The answer is surprisingly simple: situations change. The many variants that go into the performance of any given economy (including the world economy) is exceedingly complex and must be diluted down to a manageable level. Queue the limiting factor.
The concept ceteris paribus is a basic tenet of economic study which roughly translates from Latin to “all other things being equal.” Most economic models are qualified with ceteris paribus to signify that other things will likely change that are outside of the control of the particular model or problem. Without isolating a specific instance the myriad of variables that go into economic forecasting, modeling would become far too complex for most of us to comprehend. We can see ceteris paribus come into play with a simple example.
In this example we will use the production possibility frontier (PPF). Without getting into too much detail, the basics of the PPF are that countries, companies, individuals, etc., have an opportunity cost, the cost of giving one thing up for another, when producing two goods. So if China has an option of producing Corn or Semiconductors they are going to be naturally more inclined to the production of one versus the other. The PPF produces a curve that shows the trade off of producing one over the other. In our example we may see that for every $100 worth of corn produced they may only be able to produce $14 in semiconductors, all while using the same number of workers for each production choice.

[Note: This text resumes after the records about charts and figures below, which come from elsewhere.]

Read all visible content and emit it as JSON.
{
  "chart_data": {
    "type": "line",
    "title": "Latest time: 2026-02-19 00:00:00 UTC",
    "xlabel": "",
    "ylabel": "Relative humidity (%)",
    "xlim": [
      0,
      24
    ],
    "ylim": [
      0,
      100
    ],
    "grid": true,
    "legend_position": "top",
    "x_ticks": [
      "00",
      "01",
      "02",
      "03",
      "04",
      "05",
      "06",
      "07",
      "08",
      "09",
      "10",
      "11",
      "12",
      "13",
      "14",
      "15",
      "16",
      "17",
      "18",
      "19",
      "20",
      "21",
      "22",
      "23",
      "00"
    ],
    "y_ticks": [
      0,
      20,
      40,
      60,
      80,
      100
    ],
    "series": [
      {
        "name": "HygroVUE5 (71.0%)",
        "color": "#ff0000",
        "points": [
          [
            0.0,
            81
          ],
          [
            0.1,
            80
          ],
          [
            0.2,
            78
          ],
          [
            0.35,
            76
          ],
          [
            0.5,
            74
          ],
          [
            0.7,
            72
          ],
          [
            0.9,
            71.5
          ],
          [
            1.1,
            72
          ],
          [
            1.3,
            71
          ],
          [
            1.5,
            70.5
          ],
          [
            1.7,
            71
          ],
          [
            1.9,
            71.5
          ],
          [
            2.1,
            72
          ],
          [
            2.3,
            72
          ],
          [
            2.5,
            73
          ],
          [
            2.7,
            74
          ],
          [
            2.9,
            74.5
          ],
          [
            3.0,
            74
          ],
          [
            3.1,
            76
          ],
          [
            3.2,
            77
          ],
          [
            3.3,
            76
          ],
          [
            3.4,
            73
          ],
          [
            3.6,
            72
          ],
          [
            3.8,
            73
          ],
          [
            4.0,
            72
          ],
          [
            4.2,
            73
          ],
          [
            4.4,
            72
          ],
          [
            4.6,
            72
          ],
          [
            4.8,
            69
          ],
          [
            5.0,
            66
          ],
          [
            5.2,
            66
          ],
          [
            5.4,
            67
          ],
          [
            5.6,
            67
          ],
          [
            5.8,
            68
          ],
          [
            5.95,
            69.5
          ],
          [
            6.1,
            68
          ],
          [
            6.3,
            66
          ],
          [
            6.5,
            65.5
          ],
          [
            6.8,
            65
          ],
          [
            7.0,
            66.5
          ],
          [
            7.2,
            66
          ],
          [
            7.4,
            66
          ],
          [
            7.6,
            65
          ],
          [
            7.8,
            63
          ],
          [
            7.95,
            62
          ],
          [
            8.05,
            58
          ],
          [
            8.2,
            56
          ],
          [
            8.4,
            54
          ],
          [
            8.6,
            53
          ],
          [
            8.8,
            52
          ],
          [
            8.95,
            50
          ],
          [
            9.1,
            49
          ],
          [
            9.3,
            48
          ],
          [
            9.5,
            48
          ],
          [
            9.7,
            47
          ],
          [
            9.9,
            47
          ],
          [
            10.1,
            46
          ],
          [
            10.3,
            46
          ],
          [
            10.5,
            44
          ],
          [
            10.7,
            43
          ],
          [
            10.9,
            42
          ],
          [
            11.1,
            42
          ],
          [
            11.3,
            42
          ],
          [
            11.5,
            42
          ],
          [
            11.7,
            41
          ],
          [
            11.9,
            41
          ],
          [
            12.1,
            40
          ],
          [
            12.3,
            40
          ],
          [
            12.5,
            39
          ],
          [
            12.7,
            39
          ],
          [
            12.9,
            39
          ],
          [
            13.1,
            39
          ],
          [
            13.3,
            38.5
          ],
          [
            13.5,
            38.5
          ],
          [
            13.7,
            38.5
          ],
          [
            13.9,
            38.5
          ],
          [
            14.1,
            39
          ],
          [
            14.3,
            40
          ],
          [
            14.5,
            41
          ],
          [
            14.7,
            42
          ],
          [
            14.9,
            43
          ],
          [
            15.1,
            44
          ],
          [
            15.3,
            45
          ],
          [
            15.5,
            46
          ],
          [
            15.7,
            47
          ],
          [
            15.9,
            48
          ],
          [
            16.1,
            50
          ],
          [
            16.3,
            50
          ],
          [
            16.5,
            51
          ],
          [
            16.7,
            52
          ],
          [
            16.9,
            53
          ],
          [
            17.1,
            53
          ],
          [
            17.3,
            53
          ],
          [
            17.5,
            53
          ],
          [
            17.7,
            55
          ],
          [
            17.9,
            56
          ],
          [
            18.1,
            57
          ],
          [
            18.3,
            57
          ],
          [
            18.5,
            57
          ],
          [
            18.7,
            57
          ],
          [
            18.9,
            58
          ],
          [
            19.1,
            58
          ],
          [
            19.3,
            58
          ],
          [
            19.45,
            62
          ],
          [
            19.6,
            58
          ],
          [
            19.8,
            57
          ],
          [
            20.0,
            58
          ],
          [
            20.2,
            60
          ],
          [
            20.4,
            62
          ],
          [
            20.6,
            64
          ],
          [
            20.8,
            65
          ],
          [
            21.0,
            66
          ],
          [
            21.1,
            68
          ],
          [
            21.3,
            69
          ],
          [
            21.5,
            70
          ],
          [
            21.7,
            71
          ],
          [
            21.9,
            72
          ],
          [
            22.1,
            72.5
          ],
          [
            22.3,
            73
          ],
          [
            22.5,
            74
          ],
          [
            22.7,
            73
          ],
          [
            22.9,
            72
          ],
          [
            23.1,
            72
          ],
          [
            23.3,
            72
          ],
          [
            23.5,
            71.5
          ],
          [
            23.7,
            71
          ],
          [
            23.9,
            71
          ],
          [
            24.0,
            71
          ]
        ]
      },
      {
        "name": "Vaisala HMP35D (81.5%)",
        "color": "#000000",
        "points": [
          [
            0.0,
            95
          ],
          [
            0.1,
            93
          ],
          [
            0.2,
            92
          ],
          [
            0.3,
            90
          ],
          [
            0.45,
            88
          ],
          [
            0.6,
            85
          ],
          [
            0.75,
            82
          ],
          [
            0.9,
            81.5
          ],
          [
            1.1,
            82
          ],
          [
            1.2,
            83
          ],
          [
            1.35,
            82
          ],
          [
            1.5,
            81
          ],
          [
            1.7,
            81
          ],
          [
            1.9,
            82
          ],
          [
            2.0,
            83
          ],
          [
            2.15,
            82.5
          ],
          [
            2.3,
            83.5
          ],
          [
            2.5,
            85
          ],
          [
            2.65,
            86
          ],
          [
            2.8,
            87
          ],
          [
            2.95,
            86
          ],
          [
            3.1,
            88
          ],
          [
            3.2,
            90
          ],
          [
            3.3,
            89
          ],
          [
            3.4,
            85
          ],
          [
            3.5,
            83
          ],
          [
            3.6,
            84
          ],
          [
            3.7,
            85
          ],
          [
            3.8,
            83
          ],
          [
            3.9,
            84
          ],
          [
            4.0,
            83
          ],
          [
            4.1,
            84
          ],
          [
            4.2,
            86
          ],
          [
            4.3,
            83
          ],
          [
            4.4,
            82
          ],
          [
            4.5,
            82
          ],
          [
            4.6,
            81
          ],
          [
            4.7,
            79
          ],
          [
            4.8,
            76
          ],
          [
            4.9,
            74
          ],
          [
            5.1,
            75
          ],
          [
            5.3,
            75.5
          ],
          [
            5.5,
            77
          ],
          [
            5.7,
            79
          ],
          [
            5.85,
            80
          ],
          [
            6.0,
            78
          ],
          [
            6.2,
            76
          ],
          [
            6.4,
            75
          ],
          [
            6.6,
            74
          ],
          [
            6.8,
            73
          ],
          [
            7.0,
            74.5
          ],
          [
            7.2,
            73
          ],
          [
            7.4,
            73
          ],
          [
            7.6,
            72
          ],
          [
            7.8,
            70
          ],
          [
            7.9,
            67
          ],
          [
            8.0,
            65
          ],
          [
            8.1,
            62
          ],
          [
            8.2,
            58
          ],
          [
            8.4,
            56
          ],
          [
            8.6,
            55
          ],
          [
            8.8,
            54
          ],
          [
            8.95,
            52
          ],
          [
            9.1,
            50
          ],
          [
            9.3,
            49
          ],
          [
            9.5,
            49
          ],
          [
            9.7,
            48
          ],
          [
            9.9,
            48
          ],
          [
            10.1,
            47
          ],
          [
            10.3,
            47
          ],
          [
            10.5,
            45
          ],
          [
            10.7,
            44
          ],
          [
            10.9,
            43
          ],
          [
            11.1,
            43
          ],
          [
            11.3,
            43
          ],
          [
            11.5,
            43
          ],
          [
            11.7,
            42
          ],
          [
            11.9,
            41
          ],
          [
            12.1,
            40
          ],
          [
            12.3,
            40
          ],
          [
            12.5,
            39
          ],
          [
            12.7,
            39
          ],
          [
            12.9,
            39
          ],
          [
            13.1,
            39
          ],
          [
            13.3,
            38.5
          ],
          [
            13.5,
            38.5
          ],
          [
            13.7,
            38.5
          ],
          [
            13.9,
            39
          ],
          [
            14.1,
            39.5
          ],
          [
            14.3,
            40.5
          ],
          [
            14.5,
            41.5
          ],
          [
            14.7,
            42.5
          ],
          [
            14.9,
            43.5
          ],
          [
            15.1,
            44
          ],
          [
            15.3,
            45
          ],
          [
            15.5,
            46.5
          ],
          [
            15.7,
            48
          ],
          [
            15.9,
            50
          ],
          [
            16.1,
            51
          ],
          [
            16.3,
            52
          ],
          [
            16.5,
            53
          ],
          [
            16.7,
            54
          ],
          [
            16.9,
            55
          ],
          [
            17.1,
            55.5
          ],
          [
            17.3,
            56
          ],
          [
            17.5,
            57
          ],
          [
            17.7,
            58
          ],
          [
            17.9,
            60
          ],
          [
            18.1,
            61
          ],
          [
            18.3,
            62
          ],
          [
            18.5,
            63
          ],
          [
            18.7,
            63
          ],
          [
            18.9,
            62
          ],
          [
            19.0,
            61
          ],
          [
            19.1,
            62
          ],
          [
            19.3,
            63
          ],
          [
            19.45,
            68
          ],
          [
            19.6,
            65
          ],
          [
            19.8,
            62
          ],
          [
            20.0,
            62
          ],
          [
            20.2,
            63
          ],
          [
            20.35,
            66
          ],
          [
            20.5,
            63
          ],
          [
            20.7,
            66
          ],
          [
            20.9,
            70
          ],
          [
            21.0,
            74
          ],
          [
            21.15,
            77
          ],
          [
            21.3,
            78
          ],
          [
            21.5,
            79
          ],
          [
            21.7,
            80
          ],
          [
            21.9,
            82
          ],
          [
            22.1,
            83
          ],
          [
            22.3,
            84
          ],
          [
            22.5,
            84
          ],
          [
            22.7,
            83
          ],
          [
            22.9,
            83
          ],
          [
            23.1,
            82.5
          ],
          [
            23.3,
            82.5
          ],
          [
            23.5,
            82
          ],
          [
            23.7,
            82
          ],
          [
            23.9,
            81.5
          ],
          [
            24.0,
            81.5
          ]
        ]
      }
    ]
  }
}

This example is described under the terms of ceteris paribus since it does not account for all the other things that would and could change the output. For example, if China found that the Taiwanese economy was doing poorly and that they could easily attract skilled semiconductor workers, they may see that the PPF shifts so that the production capabilities of semiconductors is higher than that of corn, making semiconductors a better economic production choice. Likewise, the example could be altered by the fact that a new wave of college graduates is about to hit the job market, many of which are highly knowledgeable about semiconductor development but who have no knowledge of agricultural techniques. Each of these situations, while relevant, dilutes the basic principle of the PPF and the illustration of the current situation of the country.
A more tangible example comes from the ensuing mortgage and loan crisis in the United States. Other countries have already been here and this is not new stuff. Yet we still find ourselves entrenched. Why? Because the other countries’ variables are different enough from ours that what worked for them may or may not work for us. Differences in legislation, culture, region, time of the year, and, possibly most importantly, consumer mindset all play a major role in how the economy reacts to any given situation.
So when we look to the past we naturally see things under the tenet of ceteris paribus – after all the past can’t be changed. Based on this we are note afforded the opportunity to study the past under shifting situations that accurately mimic our own. Instead we can only look to the past to serve as a guide post for what may happen. The rest is up to the actions and reactions of the many variables involved.